The active ingredients from nasturtium are used in herbal medicine to treat bronchitis, sinus infections and urinary tract infections. In contrast to antibiotics, they have not caused any resistant germs so far. Externally, the plant is sometimes used for muscle pain and bruises as a blood circulation-promoting agent.

Nasturtium to marvel at

The nasturtiums or tropaeolum are the only genus of plants that exist in the nasturtium family. This in turn belongs to the order of cruciferous plants, and many other plant families have a lot to offer: the cruciferous plants (including all types of cabbage and rapeseed), the caper plants (of course, the capers), the melon plants (papaya) and the Moringaceae (Moringas, highly interesting exotic species) for example.

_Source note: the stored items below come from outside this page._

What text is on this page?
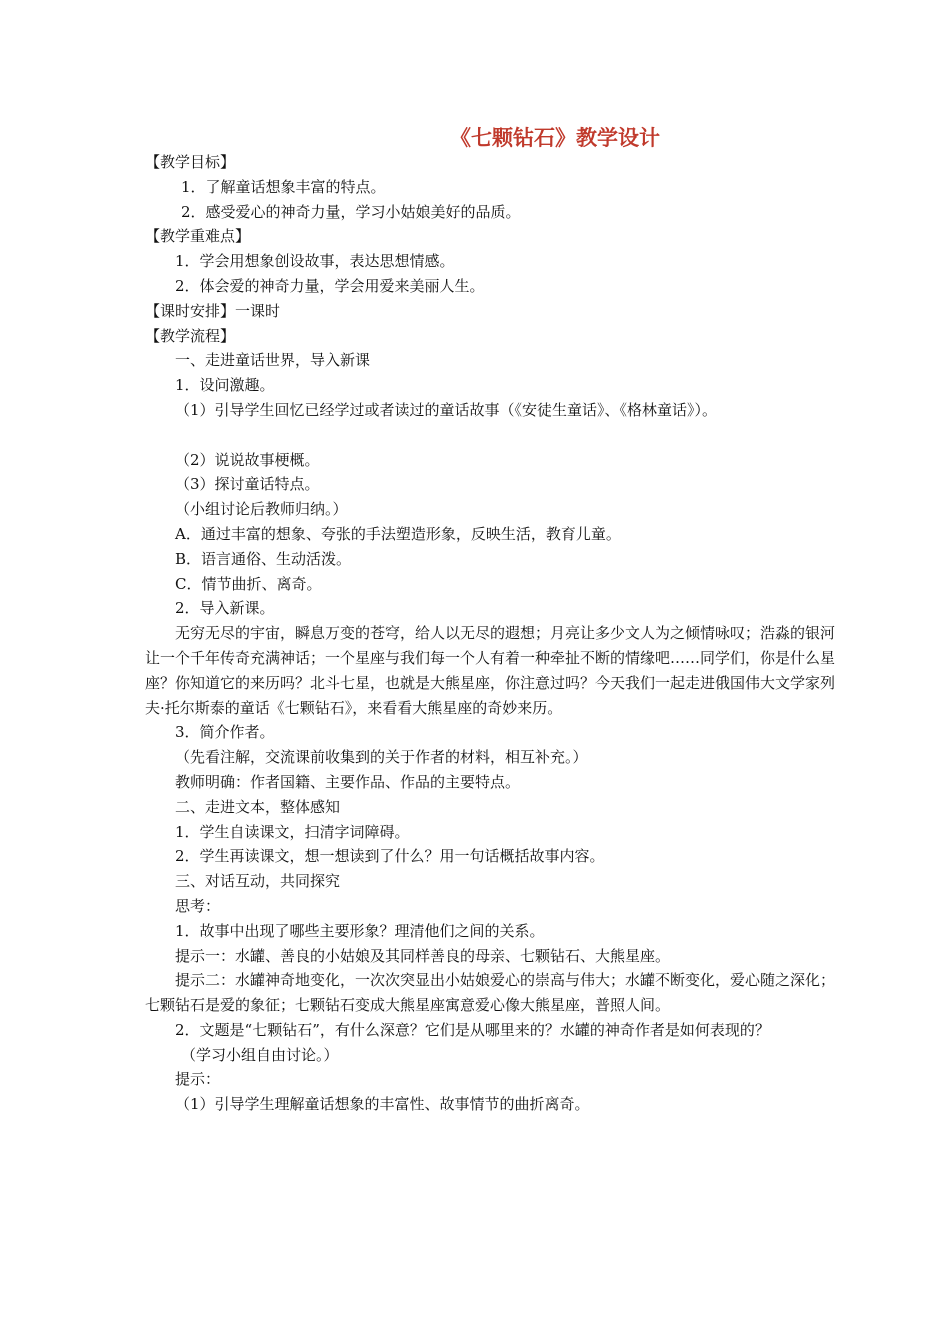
《七颗钻石》教学设计

【教学目标】

1．了解童话想象丰富的特点。

2．感受爱心的神奇力量，学习小姑娘美好的品质。

【教学重难点】

1．学会用想象创设故事，表达思想情感。

2．体会爱的神奇力量，学会用爱来美丽人生。

【课时安排】一课时

【教学流程】

一、走进童话世界，导入新课

1．设问激趣。

（1）引导学生回忆已经学过或者读过的童话故事（《安徒生童话》、《格林童话》）。

（2）说说故事梗概。

（3）探讨童话特点。

（小组讨论后教师归纳。）

A．通过丰富的想象、夸张的手法塑造形象，反映生活，教育儿童。

B．语言通俗、生动活泼。

C．情节曲折、离奇。

2．导入新课。

无穷无尽的宇宙，瞬息万变的苍穹，给人以无尽的遐想；月亮让多少文人为之倾情咏叹；浩淼的银河让一个千年传奇充满神话；一个星座与我们每一个人有着一种牵扯不断的情缘吧……同学们，你是什么星座？你知道它的来历吗？北斗七星，也就是大熊星座，你注意过吗？今天我们一起走进俄国伟大文学家列夫·托尔斯泰的童话《七颗钻石》，来看看大熊星座的奇妙来历。

3．简介作者。

（先看注解，交流课前收集到的关于作者的材料，相互补充。）

教师明确：作者国籍、主要作品、作品的主要特点。

二、走进文本，整体感知

1．学生自读课文，扫清字词障碍。

2．学生再读课文，想一想读到了什么？用一句话概括故事内容。

三、对话互动，共同探究

思考：

1．故事中出现了哪些主要形象？理清他们之间的关系。

提示一：水罐、善良的小姑娘及其同样善良的母亲、七颗钻石、大熊星座。

提示二：水罐神奇地变化，一次次突显出小姑娘爱心的崇高与伟大；水罐不断变化，爱心随之深化；七颗钻石是爱的象征；七颗钻石变成大熊星座寓意爱心像大熊星座，普照人间。

2．文题是“七颗钻石”，有什么深意？它们是从哪里来的？水罐的神奇作者是如何表现的？

（学习小组自由讨论。）

提示：

（1）引导学生理解童话想象的丰富性、故事情节的曲折离奇。
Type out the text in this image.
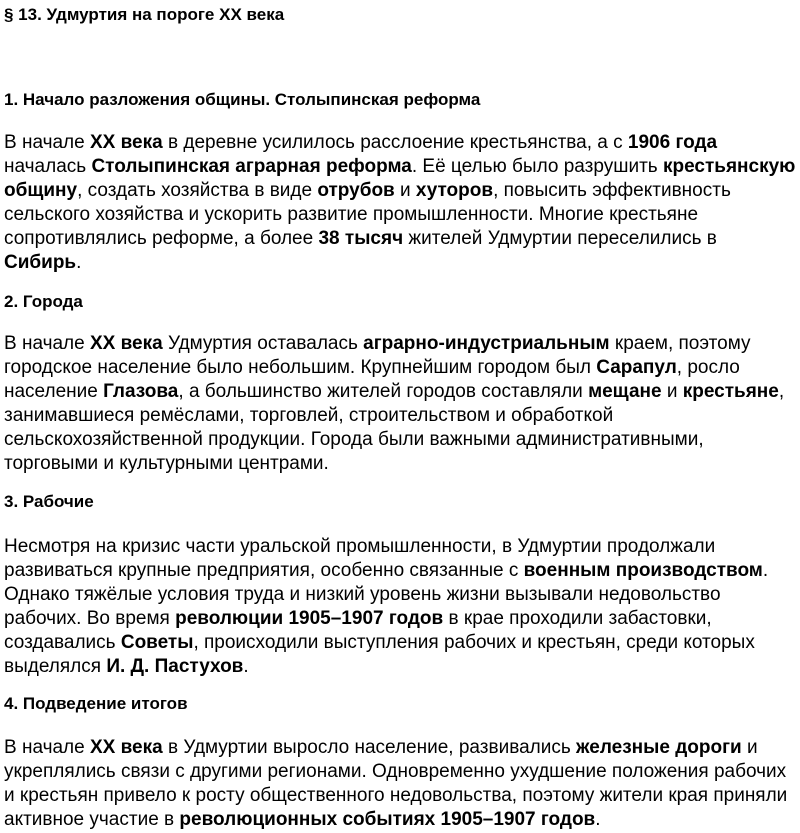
§ 13. Удмуртия на пороге XX века
1. Начало разложения общины. Столыпинская реформа

В начале XX века в деревне усилилось расслоение крестьянства, а с 1906 года началась Столыпинская аграрная реформа. Её целью было разрушить крестьянскую общину, создать хозяйства в виде отрубов и хуторов, повысить эффективность сельского хозяйства и ускорить развитие промышленности. Многие крестьяне сопротивлялись реформе, а более 38 тысяч жителей Удмуртии переселились в Сибирь.

2. Города

В начале XX века Удмуртия оставалась аграрно-индустриальным краем, поэтому городское население было небольшим. Крупнейшим городом был Сарапул, росло население Глазова, а большинство жителей городов составляли мещане и крестьяне, занимавшиеся ремёслами, торговлей, строительством и обработкой сельскохозяйственной продукции. Города были важными административными, торговыми и культурными центрами.

3. Рабочие

Несмотря на кризис части уральской промышленности, в Удмуртии продолжали развиваться крупные предприятия, особенно связанные с военным производством. Однако тяжёлые условия труда и низкий уровень жизни вызывали недовольство рабочих. Во время революции 1905–1907 годов в крае проходили забастовки, создавались Советы, происходили выступления рабочих и крестьян, среди которых выделялся И. Д. Пастухов.

4. Подведение итогов

В начале XX века в Удмуртии выросло население, развивались железные дороги и укреплялись связи с другими регионами. Одновременно ухудшение положения рабочих и крестьян привело к росту общественного недовольства, поэтому жители края приняли активное участие в революционных событиях 1905–1907 годов.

The plant group “cress” also got its name from the mustard oil just mentioned, because they are responsible for the hot taste, and cresso meant “hot” in Old High German. The name “Nasturtium” cress is said to be due to the fact that the flower with cap and spur is reminiscent of the headgear of the Capuchin monks.

You could also use the bulbous nasturtium in a completely different way: If you are often involved in heated discussions with members of the male sex, you could perhaps give them a tasty snack from Mashua – studies of ancient Inca customs have shown that the testosterone levels in male test animals decrease Consumption of mashua fell by around 50%… (just kidding, of course, please don’t copy it!).

If you like to grow really interesting plants, you should definitely try the nasturtium. Or rather: the nasturtiums, because this plant genus has several surprising members to offer.